Finalement tout s’est bien terminé. Dans les faits on peut avoir l’impression que c’était une naissance compliquée avec cette dernière étape qui ne s’est pas passée comme prévu.
Dans ce que je ressens c’est tout le contraire.
Ce que j’ai vécu est indescriptible… Transcendant. Je me suis sentie connectée comme jamais, traversée par la vie, connectée aux femmes sauvages. MAGIQUE.
Les intentions que j’avais posé pour cette naissance : Connexion à ma fille, Connexion à mon corps, Connexion à la vie et Joie.
C’est exactement ce que j’ai ressenti tout du long.
 
Je me sens remplie d’une puissance indescriptible. Mon conjoint a aussi senti cette connexion. On a l’impression d’avoir vécu une expérience tantrique de haut niveau !
Et je crois que cette sensation s’est ressentie beaucoup plus loin. Ce jour là, le temps était comme suspendu dans la maternité. On était dans notre bulle avec notre sage femme.
 
Finalement le lendemain, la gynécologue en cheffe du service de la maternité, que j’avais vu et qui a accepté ce projet d’AVAC en salle physio avec ma sage femme (MERCI), lui a dit que c’était bien que ce projet ait pu avoir lieu pour le choix des femmes.
La sage femme en chef a également dit à ma sage femme indépendante de revenir plus souvent pour des naissances.
 
De mon côté je bénis cette expérience. Une partie de moi aurait trop envie de la refaire.

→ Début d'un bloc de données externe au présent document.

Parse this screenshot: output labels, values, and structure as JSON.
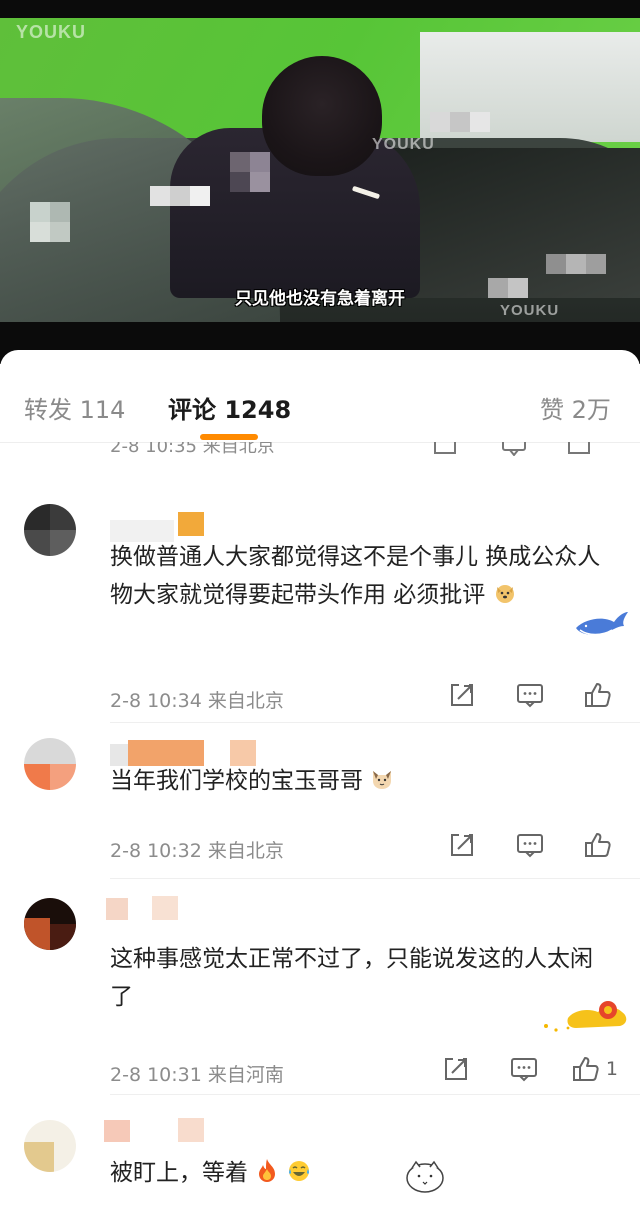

Avec le recul, le seul « problème » que j’ai eu durant ma grossesse c’est ma vessie. Elle m’a pas mal embêtée car ma fille appuyait d’une manière qui faisait que je n’arrivais pas à la vider entièrement. Je suis restée sur le fait que c’était un problème physique. Que j’arrivais plus ou moins à gérer avec l’ostéo. Mais en y repensant, il y a déjà eu des problèmes de vessie qui « bloque » dans ma famille. Finalement j’ai eu exactement le même problème pendant la naissance. Je savais qu’en faisant le choix de donner naissance à la maternité, j’avais des défis à prendre compte que je n’avais pas à domicile. Mais finalement la vie m’a certainement amenée là où je devais aller.
Avec en prime, la guérison de la naissance de mon petit garçon dans cette même salle de naissance 💛
 
Cette expérience est de loin une des expériences la plus incroyable que j’ai vécu. Ce ressenti indescriptible et cette MAGIE de la vie à l’état pur.
Merci merci merci à toutes ces personnes incroyables qui m’ont accompagné durant cette grossesse et après, et tout particulièrement à ma sage femme qui a permis de rendre cette merveilleuse naissance possible.
Naissance de ma fille, et naissance de « moi » à un autre niveau. MERCI.